April Roundtable Roundup: B-cell Lymphoma

Peers & Perspectives in OncologyApril I, 2024
Pages: 86

In separate, live virtual events, Kami J. Maddocks, MD, and Sairah Ahmed, MD, discussed the use of loncastuximab tesirine for a patient with later-line diffuse large B-cell lymphoma.


  • A 73-year-old woman presented with fever, headaches, and a 7-lb unintentional weight loss .
  • Family history: married with 2 grown children who live in other states; primary caretaker for her mother who has advanced dementia; no family history of cancer
  • Medical history: hyperlipidemia well controlled with simvastatin
  • Physical exam: palpable bilateral cervical lymphadenopathy
  • Laboratory results: lactate dehydrogenase, 265 U/L (upper limit, 280 U/L); hemoglobin, 10.8 g/dL; bilirubin, 1.3 mg/dL (upper limit, 1.2 mg/dL); creatinine, 1.7 mg/dL (upper limit, 1.2 mg/dL); all others within normal limit
  • Hepatitis B, C, and HIV negative
  • Lymph node biopsy; immunohistochemistry panel: CD10+, CD20+, which confirmed diffuse large B-cell lymphoma (DLBCL)
  • Fluorescence in situ hybridization: negative for rearrangements of BCL6, BCL2, and C-MYC
  • Whole body PET/CT scan showed diffuse adenopathy, largest node 3.9 cm
  • MRI of the brain showed no evidence of lesions
  • ECOG performance status: 1
  • Stage III disease; International Prognostic Index score 2; low-intermediate risk
  • The patient received 6 cycles of R-CHOP (rituximab [Rituxan], cyclophosphamide, doxorubicin hydrochloride, and vincristine sulfate [Oncovin], and prednisone), which she tolerated well.
  • She had a complete response (CR) at the end of treatment, but 14 months later she presented with diffuse lymphadenopathy, confirmed by PET/CT scan .
  • Biopsy showed relapse of DLBCL
  • The patient received 6 cycles of polatuzumab vedotin (Polivy), bendamustine, and rituximab (Pola-BR).
  • She achieved response, then progressed 8 month s later.
  • The patient is not able to travel because she is the primary caretaker for her mother, who has dementia.
  • Current treatment: loncastuximab tesirine-lpyl (Zynlonta)
Maddocks poll

EVENT REGION Kentucky, Michigan, Illinois, Indiana, Ohio, and Wisconsin

KAMI J. MADDOCKS, MD: Do you agree with this treatment choice? Who has heard of or used loncastuximab?

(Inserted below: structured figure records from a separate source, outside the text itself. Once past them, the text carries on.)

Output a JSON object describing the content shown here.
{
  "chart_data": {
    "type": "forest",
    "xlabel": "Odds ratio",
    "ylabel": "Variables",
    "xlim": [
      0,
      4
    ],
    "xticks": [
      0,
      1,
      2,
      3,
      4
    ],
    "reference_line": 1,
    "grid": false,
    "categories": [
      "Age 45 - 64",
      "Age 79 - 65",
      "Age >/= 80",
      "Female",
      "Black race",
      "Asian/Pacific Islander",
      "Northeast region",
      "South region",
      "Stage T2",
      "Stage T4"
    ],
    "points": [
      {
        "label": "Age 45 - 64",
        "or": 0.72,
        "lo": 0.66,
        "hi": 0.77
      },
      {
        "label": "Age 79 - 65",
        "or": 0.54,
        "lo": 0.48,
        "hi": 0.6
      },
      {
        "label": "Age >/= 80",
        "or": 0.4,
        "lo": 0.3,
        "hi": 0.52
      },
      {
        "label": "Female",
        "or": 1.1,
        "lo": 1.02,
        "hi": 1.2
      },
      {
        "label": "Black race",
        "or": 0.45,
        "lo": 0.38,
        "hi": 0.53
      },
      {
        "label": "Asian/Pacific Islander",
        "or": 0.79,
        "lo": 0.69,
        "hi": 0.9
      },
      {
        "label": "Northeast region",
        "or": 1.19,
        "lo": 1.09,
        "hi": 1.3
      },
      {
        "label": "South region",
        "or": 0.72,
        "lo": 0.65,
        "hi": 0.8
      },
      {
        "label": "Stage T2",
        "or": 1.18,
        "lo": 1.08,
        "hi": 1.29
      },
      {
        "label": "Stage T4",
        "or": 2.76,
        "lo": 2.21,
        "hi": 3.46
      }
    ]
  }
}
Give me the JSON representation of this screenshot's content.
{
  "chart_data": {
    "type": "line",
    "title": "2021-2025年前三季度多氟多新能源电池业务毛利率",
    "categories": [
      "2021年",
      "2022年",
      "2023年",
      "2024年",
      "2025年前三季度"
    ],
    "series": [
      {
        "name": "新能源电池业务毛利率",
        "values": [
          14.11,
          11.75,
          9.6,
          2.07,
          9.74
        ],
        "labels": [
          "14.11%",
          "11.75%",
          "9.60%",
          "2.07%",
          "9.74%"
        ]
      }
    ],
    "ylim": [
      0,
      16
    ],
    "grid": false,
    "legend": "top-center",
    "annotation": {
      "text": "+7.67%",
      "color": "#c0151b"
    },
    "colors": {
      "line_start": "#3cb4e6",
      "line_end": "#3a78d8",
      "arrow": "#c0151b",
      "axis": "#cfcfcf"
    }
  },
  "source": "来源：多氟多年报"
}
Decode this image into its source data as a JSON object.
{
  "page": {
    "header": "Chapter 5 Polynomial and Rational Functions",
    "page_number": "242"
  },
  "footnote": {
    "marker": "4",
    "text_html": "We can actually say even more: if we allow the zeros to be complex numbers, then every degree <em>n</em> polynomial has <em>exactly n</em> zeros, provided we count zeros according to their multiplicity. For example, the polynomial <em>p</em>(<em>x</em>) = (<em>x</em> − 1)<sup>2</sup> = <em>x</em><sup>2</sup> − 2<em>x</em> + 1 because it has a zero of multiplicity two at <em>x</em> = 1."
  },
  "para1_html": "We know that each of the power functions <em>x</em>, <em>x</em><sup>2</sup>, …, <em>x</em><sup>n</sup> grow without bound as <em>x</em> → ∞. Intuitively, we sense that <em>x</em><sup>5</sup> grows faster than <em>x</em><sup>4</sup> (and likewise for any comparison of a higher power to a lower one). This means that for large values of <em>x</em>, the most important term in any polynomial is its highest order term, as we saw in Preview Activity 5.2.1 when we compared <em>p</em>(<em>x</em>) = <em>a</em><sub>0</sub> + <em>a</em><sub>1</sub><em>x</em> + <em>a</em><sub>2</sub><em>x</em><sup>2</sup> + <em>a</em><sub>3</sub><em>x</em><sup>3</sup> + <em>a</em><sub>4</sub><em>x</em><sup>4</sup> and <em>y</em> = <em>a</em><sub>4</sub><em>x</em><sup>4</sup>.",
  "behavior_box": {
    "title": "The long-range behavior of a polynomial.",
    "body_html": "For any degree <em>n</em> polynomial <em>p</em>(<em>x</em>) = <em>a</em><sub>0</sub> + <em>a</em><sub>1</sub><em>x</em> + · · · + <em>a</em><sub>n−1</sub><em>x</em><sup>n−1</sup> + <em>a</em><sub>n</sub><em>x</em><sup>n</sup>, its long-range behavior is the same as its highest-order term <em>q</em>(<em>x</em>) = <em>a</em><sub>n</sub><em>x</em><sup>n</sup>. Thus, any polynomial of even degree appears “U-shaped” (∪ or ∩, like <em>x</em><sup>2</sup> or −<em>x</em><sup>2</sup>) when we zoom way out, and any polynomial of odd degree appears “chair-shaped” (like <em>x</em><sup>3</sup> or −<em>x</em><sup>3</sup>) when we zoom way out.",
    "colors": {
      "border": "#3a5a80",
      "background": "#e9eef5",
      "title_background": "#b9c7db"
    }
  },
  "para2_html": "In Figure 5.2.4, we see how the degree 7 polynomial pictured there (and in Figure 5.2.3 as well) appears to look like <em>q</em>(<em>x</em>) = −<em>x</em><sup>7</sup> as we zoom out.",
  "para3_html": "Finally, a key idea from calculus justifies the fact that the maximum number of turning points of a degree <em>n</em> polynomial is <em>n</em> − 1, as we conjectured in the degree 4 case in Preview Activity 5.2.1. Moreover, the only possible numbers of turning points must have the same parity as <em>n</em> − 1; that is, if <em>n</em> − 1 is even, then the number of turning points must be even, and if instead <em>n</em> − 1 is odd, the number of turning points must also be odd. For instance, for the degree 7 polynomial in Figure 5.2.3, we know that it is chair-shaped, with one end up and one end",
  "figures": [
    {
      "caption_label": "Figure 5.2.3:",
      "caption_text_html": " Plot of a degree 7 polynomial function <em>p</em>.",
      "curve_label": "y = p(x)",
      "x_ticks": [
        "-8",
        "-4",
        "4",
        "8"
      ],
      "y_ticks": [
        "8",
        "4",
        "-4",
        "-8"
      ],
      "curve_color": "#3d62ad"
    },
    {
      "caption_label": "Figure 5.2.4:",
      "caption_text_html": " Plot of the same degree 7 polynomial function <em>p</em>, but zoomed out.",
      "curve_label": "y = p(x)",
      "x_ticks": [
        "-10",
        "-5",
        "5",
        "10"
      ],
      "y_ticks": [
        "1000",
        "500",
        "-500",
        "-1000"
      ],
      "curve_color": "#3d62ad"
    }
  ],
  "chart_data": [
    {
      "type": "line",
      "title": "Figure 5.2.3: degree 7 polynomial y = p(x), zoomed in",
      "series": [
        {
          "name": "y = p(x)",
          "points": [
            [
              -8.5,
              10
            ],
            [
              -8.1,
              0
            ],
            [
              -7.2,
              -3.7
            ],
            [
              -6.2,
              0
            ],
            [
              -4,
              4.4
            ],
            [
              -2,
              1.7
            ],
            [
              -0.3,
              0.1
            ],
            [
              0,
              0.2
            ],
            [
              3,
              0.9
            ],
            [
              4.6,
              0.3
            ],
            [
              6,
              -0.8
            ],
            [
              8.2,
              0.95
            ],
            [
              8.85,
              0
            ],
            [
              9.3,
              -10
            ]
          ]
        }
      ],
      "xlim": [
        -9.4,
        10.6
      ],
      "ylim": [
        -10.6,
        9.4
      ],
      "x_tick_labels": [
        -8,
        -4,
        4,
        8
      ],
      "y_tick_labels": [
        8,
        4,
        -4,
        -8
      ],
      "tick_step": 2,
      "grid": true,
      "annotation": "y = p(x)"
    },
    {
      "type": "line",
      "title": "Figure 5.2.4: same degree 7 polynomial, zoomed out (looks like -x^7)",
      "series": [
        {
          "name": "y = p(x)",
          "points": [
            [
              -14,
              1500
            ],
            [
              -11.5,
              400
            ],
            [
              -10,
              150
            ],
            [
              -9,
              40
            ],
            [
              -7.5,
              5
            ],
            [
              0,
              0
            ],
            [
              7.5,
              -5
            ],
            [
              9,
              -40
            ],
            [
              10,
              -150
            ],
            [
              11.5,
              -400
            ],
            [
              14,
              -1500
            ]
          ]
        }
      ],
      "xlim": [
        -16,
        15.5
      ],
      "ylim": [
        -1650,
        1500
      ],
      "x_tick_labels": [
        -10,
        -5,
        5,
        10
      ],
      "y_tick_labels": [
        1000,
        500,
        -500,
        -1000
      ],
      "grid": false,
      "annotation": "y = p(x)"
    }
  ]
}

MOHAMAD K. KHASAWNEH, MD: This is a scenario that I would seriously consider loncastuximab for because the patient seems to know that treatment is palliative at this time. She’s not looking into any intensive treatment with the hope of cure. She has a difficult social situation of taking care of her mom. I have used single-agent loncastuximab [before], and it’s definitely a great option at this time because of its mechanism of action. It does have its own adverse event [AE] profile, like fluid overload, fatigue, and some myelosuppression, [although] not as high as we see with chemotherapy or tafasitamab-cxix [Monjuvi] and lenalidomide [Revlimid].

NEERAJ MAHAJAN, MD: I have used loncastuximab and it turned out to be the most practical and logistically feasible single agent, given every 3 weeks, 30 to 45 minutes infusion, with no premedications, so you don’t have to combine it with BR and you don’t have to get [patients] approved for lenalidomide. AEs are there, but compared with other options, I think they are still manageable. At least for a lot of these patients who have these issues with travel and comorbidities, that is a reasonable choice; at least in the community setting and from the scheduling and doing the infusions for those patients, it is the most convenient of [the treatment options].

MARK H. KNAPP, MD: I’ve also used it. It seems very convenient for the patient every 3 weeks—a short infusion. The patient I had tolerated it, is on it currently, and tolerated it much better than their second-line therapy.